Musim panas tahun 2026 menjadi jauh lebih aktif dengan flare dibandingkan tahun sebelumnya. Menurut data dari Laboratorium Astronomi Matahari IKI RAS, dari Juni hingga Agustus, tercatat 82 flare tingkat M dan lebih tinggi di Matahari, termasuk tiga peristiwa kelas X tertinggi. Tahun sebelumnya pada periode yang sama, flare kuat hanya 62, dan peristiwa X hanya dua. Sementara itu, jumlah hari dengan badai geomagnetik justru berkurang hampir setengahnya—dari 18 menjadi 9. Badai terkuat musim panas mencapai tingkat Kp=7,3 pada 4 Juli, sedangkan pada tahun 2025 puncaknya adalah Kp=8,0. Matahari memasuki musim gugur dalam keadaan yang relatif tenang, hampir tanpa aktivitas flare yang signifikan.
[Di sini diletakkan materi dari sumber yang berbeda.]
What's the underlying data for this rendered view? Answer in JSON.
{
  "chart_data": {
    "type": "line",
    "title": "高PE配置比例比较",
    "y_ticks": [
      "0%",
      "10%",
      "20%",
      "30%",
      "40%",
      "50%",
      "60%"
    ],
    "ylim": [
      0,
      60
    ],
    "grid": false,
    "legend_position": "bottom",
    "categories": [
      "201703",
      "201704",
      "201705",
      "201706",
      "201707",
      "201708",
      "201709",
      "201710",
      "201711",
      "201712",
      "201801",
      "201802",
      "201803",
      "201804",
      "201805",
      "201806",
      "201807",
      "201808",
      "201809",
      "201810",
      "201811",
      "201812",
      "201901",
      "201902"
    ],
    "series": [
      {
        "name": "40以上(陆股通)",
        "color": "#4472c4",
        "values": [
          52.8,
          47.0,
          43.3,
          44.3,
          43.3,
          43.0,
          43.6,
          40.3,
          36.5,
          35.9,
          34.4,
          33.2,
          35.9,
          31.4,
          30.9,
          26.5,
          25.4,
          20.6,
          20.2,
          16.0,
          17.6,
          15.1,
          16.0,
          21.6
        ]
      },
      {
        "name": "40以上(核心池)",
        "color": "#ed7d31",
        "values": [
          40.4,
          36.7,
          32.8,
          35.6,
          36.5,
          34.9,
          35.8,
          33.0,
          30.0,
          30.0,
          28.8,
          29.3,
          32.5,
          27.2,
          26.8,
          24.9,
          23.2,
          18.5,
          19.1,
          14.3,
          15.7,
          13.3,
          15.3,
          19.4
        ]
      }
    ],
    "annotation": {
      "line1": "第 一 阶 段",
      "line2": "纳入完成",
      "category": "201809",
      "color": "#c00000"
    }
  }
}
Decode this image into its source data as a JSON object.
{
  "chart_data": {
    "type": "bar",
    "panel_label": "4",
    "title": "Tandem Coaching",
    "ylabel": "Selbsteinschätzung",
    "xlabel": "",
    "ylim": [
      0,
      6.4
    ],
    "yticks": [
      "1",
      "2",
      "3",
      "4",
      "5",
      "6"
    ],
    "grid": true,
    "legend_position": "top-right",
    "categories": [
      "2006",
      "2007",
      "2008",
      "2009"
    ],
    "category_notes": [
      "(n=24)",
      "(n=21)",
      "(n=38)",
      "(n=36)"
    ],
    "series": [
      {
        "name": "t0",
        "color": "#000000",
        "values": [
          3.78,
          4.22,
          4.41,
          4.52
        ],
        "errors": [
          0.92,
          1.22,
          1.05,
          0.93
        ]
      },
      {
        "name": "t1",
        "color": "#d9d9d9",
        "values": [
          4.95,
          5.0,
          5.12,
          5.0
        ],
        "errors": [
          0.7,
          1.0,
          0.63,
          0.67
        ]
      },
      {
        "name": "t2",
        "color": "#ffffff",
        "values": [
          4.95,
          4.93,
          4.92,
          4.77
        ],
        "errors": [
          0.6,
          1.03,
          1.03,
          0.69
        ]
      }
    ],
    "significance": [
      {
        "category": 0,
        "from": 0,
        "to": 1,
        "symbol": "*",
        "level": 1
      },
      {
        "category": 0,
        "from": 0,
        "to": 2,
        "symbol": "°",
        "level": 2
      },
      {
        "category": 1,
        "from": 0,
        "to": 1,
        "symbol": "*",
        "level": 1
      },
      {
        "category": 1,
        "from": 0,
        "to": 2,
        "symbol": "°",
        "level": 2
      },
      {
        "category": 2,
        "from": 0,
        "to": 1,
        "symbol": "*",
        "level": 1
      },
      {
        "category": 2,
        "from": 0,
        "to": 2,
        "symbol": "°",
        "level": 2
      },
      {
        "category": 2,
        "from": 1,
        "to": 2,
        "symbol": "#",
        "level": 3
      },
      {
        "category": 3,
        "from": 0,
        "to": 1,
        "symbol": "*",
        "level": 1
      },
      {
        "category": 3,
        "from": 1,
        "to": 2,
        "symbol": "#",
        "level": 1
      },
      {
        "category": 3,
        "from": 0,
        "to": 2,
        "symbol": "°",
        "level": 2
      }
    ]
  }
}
Jeda ini tidak berlangsung lama. Pada 2 September tahun 2026 pukul 19:20 UTC, di wilayah aktif baru nomor 4524 yang baru mulai muncul dari tepi timur laut piringan matahari, terjadi flare kelas M3.0. Peristiwa ini berlangsung dari 18:57 hingga 19:48 UTC. Hal ini menyebabkan pemadaman radio tingkat R1 di sisi siang Bumi—dari Amerika Utara hingga Hawaii. Komunikasi frekuensi tinggi untuk sementara memburuk karena penyerapan sinyal di ionosfer. Wilayah ini baru saja muncul ke sisi yang menghadap Bumi, dan dalam dua minggu ke depan dapat terus menghasilkan flare. Bersamaan dengan flare tersebut, tercatat lontaran massa korona yang sebagian besar mengarah ke timur.
Pada hari yang sama, di bagian timur dan tengah Samudra Pasifik, tiga siklon tropis aktif secara bersamaan. Badai Lowell dengan cepat menguat ke kategori 5 dengan angin sekitar 160 mil per jam, menjadi badai pertama di bagian tengah cekungan sejak tahun 2018. Badai Karina tetap mempertahankan kekuatan kategori 4, sementara badai tropis Marie di dekat pantai Meksiko mendekati status badai. Ketiga sistem tersebut berada di sisi siang planet pada saat flare terjadi. Beberapa pengamat mencatat kebetulan: radiasi sinar-X tepat terjadi di wilayah siklon aktif, yang kembali menarik perhatian pada kemungkinan hubungan antara aktivitas matahari dan sirkuit listrik global Bumi.
Pada pagi hari 3 September, kondisi geomagnetik tetap tenang. Sebagian besar lontaran massa telah bergerak ke timur, dan gangguan serius pada medan magnet tidak diperkirakan terjadi. Wilayah aktif baru akan terus berotasi menuju Bumi, dan para ahli memantau perkembangannya dengan cermat. Musim panas menunjukkan bahwa bahkan di tengah penurunan siklus matahari, aktivitas flare dapat memberikan kejutan, dan musim gugur baru saja dimulai.